The optimal conditions for protein analysis of Treponema pallidum subsp. pallidum by one- and two-dimensional sodium dodecyl sulfate-polyacrylamide gel electrophoresis.

Sample solubilization techniques can influence the protein patterns obtained by SDS-PAGE. In this study we determined the effects of the amount of SDS present in the sample solubilization buffer on one and two dimensional (1D and 2D) electrophoretic protein profiles of radiolabeled T. pallidum as well as the antigenicity of treponemal proteins as judged by Western blots of 1D and 2D gels probed with pooled secondary human syphilitic sera. Although the total number of protein bands in 1D profiles obtained at SDS concentrations between 0-5% was not significantly different, there was an obvious shift in the location of the bands. However, a significant amount of variation (including isoelectric point and molecular weight shifts) was observed among the total number of protein species in 2D profiles.
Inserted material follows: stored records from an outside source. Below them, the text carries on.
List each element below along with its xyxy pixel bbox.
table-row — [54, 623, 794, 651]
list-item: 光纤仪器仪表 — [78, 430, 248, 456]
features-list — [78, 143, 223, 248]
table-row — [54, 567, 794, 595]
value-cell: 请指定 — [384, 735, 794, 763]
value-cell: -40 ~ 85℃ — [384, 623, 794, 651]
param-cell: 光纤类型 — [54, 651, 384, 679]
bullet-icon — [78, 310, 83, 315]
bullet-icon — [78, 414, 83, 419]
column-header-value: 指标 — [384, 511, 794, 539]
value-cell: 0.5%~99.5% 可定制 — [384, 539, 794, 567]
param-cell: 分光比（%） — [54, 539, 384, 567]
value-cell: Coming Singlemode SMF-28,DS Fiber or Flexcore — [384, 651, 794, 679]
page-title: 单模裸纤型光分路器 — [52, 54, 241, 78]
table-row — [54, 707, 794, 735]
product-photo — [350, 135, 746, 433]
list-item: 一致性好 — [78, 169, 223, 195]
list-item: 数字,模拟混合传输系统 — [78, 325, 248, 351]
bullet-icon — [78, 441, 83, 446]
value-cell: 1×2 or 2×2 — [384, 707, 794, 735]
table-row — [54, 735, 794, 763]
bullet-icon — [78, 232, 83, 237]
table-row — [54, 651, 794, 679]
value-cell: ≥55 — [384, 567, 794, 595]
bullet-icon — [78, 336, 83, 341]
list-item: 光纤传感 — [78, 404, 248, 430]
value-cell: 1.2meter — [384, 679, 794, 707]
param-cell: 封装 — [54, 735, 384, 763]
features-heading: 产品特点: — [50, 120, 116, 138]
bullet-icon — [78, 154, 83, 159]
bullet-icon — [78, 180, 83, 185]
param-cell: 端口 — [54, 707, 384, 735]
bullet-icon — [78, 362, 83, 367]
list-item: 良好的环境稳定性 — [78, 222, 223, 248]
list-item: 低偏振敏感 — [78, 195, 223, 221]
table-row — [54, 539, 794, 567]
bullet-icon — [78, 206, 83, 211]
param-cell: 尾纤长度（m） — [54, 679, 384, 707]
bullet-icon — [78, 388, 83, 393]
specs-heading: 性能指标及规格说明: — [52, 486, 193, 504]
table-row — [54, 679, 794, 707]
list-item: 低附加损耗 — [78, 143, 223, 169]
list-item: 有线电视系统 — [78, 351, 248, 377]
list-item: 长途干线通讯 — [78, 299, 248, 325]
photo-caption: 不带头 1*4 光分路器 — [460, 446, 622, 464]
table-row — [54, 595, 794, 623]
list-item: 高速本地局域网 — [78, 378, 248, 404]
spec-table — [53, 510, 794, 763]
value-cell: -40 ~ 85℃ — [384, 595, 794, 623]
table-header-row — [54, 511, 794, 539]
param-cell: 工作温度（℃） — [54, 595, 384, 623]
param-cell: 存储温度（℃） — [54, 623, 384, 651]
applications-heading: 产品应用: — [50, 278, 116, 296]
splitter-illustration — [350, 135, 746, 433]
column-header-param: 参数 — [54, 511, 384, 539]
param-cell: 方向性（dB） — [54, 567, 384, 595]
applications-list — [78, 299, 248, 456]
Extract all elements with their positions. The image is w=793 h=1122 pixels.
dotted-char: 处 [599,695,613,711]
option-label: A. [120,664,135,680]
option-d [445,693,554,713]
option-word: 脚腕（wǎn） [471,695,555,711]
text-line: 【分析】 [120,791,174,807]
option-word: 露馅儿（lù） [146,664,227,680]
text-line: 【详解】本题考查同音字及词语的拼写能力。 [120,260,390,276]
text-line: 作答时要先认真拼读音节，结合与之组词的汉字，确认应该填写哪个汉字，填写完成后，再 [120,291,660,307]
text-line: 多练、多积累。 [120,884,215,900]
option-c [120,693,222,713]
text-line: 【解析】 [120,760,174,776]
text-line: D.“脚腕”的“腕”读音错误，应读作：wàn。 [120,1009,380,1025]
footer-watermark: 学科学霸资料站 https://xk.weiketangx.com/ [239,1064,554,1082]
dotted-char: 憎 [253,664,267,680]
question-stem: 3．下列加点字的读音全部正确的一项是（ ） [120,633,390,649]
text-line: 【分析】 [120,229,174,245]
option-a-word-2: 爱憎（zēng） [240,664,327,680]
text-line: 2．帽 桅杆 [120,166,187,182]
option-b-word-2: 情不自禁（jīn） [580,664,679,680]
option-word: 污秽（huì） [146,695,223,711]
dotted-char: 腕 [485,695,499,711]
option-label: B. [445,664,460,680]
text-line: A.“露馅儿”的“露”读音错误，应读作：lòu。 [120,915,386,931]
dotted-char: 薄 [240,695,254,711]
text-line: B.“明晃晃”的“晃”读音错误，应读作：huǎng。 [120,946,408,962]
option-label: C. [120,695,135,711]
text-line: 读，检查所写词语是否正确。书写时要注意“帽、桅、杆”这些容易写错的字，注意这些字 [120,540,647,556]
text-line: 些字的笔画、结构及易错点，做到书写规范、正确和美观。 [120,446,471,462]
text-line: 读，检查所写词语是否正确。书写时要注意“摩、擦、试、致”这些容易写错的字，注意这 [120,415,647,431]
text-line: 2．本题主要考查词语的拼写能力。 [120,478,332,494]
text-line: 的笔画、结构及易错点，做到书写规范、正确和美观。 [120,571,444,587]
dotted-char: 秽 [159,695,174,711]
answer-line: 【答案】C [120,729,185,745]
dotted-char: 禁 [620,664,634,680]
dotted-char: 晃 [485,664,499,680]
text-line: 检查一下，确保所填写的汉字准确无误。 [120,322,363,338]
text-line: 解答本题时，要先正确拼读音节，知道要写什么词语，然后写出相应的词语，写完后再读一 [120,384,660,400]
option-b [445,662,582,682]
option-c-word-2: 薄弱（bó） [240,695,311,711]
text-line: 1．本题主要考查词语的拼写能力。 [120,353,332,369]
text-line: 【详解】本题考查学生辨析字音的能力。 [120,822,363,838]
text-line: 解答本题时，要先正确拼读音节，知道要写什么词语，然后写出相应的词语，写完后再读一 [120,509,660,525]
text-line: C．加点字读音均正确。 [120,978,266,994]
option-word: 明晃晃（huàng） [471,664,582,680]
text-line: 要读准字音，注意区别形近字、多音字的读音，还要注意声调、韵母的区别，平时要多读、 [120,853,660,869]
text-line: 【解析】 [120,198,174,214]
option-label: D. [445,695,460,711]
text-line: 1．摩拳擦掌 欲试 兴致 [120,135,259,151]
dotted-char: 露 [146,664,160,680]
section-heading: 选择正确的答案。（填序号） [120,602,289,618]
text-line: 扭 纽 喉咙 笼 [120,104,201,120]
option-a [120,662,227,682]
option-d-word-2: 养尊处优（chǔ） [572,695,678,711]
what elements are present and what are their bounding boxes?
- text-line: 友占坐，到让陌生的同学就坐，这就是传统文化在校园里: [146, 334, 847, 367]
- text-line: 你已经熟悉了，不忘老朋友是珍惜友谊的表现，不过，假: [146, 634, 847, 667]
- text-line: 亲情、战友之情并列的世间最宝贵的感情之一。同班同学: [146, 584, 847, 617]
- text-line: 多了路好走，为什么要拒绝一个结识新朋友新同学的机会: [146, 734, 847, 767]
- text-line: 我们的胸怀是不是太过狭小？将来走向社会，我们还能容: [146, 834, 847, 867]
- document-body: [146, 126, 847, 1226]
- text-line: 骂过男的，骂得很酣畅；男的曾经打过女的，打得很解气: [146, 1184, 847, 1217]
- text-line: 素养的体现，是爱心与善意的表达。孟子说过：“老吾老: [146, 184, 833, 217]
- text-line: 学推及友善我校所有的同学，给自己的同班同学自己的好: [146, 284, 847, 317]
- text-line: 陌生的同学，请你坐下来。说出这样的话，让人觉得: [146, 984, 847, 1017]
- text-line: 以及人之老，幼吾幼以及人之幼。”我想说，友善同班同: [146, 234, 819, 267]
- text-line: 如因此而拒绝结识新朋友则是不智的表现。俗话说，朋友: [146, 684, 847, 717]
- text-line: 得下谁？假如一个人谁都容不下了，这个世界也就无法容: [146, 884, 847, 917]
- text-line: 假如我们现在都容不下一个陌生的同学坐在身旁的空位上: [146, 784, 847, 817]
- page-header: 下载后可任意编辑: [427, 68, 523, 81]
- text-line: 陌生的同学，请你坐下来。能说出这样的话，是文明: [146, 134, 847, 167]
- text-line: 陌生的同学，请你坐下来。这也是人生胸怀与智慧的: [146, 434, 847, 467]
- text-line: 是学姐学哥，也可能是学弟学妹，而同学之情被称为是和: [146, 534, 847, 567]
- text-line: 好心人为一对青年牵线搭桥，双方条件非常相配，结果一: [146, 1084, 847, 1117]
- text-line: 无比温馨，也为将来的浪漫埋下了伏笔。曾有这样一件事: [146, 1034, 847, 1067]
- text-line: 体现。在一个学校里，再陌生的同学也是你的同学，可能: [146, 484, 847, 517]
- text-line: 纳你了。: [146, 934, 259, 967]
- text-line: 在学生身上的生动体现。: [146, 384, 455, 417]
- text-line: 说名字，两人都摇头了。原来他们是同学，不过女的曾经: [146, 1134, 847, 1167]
The greatest number of protein species (158 total) was obtained with 3% SDS in the solubilization buffer, followed by the 1% SDS giving raise to 143 protein species. The highest number of proteins (59 total) detected on Western blots of 2D profiles was obtained when no SDS was used. The number of antigenic proteins in 1D profiles followed a bell shaped curve with 2% SDS giving the highest number (32 total) of the antigenic proteins. With different concentrations of SDS, the number of antigenic proteins in 2D profiles decreased as the concentration of SDS increased. Thus, we conclude that, 2% SDS in the sample solubilization buffer is best for 1D profiles. However, SDS is not recommended to separate all of the antigenic proteins in 2D gels.